Die beiden Forscher boten ihren Versuchstieren im Tausch um einen Granitstein Gurkenstücke an. Gurke-lecker, empfanden die Affen, und gaben recht zuverlässig, bis ein Artgenossen für dieselbe Leistung eine Traube bekam. Traube-lecker, Gurke -doof, war der Tenor und fortan kam nur noch in 50% der Fälle ein Handel zustande: entweder wurde der Stein nicht gegeben, die Gurke nicht angenommen oder durch den Käfig geworfen. Bekam der eine Affen eine weitere Traube, ohne etwas dafür tun zu müssen, fiel die Tauschquote der Anderen auf ca. 20%.

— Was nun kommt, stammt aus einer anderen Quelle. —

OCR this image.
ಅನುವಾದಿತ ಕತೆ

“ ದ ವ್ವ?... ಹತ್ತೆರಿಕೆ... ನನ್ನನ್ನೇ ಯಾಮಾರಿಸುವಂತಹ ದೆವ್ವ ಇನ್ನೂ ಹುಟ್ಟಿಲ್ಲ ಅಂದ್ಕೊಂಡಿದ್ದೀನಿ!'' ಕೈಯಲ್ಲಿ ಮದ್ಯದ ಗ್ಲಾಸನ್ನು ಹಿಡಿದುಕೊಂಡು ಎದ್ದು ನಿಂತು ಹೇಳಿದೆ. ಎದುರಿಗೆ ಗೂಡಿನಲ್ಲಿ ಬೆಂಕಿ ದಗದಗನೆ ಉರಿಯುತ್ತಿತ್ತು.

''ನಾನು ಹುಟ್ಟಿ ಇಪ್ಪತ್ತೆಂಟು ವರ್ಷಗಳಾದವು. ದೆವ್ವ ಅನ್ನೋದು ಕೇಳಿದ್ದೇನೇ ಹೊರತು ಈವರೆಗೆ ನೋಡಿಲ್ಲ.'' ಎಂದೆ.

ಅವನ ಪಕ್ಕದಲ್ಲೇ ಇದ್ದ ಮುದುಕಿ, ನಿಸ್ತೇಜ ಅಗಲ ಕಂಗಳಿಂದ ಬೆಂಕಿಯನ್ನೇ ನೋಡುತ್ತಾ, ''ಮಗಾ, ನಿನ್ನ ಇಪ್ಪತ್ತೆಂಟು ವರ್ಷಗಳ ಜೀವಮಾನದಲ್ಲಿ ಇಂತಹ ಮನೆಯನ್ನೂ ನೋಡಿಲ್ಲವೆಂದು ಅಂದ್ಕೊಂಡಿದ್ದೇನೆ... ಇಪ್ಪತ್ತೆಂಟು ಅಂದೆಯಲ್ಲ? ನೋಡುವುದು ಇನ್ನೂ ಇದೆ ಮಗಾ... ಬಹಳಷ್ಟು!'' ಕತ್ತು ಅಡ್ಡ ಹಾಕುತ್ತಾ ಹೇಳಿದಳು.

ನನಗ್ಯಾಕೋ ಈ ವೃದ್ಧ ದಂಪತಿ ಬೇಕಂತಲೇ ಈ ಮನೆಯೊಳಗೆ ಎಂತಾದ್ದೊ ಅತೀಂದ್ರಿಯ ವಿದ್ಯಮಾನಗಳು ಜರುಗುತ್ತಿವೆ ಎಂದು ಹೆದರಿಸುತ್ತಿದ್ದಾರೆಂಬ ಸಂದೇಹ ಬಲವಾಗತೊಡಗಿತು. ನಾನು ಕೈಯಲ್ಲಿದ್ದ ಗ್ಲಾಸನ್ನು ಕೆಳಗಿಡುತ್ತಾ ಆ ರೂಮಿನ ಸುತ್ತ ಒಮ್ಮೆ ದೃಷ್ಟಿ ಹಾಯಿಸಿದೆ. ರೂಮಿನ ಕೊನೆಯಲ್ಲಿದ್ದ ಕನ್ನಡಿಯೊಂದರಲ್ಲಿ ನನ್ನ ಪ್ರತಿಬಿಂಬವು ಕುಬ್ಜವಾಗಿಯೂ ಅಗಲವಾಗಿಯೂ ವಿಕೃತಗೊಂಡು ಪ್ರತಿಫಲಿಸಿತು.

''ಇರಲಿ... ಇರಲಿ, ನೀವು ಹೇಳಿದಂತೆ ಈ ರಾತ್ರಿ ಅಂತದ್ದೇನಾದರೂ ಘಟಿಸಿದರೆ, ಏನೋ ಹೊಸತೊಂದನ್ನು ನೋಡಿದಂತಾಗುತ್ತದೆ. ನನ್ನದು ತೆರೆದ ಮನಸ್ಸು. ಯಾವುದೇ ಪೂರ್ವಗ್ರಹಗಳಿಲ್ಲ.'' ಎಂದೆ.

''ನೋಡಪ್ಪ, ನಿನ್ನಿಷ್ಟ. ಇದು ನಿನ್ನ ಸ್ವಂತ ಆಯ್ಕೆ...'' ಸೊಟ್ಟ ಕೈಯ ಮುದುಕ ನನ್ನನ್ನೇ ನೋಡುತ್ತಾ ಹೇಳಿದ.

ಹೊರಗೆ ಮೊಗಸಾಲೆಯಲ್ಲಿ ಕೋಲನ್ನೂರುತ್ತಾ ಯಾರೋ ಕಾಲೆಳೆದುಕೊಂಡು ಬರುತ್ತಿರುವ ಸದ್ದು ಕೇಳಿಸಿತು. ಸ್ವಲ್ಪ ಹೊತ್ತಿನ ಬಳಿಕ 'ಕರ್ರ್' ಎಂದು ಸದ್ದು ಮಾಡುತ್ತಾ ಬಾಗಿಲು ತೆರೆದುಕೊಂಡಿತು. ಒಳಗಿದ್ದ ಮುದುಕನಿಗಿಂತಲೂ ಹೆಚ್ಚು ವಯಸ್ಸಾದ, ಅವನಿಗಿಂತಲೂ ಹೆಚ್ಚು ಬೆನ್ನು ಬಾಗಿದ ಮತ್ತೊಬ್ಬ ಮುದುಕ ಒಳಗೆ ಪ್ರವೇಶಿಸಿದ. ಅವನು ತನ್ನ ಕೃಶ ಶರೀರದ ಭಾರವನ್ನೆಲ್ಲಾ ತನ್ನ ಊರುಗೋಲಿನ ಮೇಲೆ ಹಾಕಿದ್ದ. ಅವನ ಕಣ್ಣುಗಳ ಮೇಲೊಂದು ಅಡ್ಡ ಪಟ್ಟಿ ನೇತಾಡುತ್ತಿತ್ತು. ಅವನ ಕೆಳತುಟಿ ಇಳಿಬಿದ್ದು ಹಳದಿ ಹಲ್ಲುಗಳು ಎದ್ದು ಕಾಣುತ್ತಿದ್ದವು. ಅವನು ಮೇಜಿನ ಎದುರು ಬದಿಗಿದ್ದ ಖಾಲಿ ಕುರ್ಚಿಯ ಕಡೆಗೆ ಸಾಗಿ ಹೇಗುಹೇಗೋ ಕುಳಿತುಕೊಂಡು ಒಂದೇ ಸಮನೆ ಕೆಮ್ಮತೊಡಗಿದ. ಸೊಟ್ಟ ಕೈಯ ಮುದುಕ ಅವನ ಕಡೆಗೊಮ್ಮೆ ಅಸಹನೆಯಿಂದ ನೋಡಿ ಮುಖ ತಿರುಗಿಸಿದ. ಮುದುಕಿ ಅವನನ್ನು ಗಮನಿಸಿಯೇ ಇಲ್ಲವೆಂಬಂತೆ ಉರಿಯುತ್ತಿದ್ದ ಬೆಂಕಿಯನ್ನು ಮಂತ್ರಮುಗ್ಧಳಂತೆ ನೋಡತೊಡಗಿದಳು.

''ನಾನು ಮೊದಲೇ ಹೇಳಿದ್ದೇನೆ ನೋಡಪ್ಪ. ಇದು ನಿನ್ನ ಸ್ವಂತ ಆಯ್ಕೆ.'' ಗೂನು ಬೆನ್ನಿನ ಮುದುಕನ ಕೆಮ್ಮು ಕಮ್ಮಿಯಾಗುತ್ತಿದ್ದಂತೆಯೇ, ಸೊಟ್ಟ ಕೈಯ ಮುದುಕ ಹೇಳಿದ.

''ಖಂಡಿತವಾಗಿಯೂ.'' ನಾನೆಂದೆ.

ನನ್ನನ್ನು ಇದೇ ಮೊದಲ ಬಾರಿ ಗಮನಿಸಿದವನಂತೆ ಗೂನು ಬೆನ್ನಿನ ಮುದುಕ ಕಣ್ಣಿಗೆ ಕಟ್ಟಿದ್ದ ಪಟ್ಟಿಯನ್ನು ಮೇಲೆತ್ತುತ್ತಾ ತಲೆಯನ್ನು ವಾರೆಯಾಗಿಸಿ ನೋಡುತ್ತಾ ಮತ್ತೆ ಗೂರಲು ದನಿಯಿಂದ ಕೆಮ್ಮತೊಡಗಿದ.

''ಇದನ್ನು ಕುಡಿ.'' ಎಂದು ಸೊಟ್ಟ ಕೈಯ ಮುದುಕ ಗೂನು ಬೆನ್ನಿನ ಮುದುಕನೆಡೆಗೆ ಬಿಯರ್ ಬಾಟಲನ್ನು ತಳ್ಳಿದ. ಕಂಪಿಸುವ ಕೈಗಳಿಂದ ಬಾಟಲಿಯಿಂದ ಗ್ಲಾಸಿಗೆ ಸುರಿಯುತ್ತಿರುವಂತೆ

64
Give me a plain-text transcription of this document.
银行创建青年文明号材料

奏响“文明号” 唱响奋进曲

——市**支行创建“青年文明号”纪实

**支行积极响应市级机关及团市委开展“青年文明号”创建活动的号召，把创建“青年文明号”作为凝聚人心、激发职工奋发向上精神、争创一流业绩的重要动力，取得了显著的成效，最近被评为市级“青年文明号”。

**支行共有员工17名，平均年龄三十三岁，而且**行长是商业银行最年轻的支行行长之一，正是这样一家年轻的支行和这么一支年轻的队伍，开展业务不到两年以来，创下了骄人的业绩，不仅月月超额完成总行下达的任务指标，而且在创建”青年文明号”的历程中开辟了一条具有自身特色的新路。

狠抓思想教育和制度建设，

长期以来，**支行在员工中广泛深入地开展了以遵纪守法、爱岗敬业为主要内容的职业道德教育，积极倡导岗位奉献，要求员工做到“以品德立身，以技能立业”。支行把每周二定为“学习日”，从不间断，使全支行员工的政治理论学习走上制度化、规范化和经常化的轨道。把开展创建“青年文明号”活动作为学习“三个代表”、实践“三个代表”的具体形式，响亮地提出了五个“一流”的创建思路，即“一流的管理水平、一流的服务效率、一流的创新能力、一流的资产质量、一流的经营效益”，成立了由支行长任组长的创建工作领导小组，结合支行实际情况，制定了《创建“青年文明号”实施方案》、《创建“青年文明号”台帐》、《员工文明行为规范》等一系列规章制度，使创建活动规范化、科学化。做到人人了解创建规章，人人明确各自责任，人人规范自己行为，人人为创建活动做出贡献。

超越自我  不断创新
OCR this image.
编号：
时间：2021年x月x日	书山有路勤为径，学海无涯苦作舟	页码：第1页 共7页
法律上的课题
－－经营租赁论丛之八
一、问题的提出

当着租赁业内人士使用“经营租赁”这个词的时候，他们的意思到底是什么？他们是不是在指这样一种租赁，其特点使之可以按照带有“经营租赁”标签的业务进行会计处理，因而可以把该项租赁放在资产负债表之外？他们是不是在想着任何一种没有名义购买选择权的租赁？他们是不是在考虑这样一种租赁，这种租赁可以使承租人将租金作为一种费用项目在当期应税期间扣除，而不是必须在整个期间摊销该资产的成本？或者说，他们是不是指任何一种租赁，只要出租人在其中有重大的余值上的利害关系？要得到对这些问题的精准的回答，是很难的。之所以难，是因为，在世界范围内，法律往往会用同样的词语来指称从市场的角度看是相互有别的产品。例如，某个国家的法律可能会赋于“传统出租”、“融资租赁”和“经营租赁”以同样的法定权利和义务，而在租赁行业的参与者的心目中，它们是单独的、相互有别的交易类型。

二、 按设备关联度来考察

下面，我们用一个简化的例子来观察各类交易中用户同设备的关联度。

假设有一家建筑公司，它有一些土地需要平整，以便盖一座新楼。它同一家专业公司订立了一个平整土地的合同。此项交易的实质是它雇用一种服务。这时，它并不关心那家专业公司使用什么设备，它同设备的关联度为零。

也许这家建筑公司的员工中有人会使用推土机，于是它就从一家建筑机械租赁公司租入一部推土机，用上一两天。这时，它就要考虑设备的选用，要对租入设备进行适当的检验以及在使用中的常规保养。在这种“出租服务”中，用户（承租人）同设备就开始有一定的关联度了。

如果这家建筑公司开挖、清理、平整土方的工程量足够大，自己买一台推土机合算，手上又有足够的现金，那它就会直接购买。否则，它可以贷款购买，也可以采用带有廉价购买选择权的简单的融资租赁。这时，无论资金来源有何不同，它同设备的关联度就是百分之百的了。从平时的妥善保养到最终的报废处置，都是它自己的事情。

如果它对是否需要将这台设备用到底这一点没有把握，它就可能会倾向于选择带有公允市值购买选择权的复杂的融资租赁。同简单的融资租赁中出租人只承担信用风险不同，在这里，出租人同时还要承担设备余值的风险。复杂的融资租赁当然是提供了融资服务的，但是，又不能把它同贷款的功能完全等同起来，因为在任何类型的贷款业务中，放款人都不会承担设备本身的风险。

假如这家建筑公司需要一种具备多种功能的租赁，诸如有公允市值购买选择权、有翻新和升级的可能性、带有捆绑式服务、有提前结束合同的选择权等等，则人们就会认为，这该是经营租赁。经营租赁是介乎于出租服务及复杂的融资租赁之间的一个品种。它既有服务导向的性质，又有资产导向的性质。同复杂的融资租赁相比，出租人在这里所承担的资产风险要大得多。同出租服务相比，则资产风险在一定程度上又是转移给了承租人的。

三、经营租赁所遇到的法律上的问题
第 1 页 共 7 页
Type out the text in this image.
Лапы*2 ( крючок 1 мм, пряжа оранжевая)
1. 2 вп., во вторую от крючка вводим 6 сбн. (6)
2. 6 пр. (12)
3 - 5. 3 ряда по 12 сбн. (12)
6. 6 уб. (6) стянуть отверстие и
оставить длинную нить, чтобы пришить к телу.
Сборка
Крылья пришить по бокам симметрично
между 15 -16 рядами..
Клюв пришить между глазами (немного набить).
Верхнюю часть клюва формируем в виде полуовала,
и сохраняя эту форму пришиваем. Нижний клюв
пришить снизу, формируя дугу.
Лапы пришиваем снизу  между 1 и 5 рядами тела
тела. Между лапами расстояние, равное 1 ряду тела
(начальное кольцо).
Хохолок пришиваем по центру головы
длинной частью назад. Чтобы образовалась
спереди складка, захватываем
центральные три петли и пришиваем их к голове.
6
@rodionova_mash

Interessanter Transfer: Was können Führungskräfte von unseren Vorfahren lernen?

Wer seine Mitarbeiter durch Belohnung anspornen will, läuft Gefahr die Übrigen zu demotivieren. Jede Auszeichnung für den Einen reduziert zwangsläufig die Anderen. Belohnung sollte leistungsbezogen sein, wenn alle gelobt werden, wird die gute Tat sinnleer.
Ein weiterer Pferdefuß ist schon seit längerem in der Arbeitspsychologie bekannt: die gut gemeinte Belohnung als Anerkennung (extrinsische Motivation) verringert bei selbst-motivierten Mitarbeitern (intrinsische Motivation) die Leistungsbereitschaft. Der Effekt wendet sich ins negative, weil zu jedem Beitrag ein extra Schmankerl erwartet wird. Schlimmere Folgen birgt ein Anreiz mit Zuckerguß: eine im Verhältnis zu große Aufmerksamkeit kann den Teamgeist erheblich stören.

Es braucht also besondere Qualitäten des Vorgesetzten, mit seinem Belohnungssystem ökonomisch umzugehen, ohne mehr Schaden als Nutzen anzurichten und sich und andere zum Affen zu machen.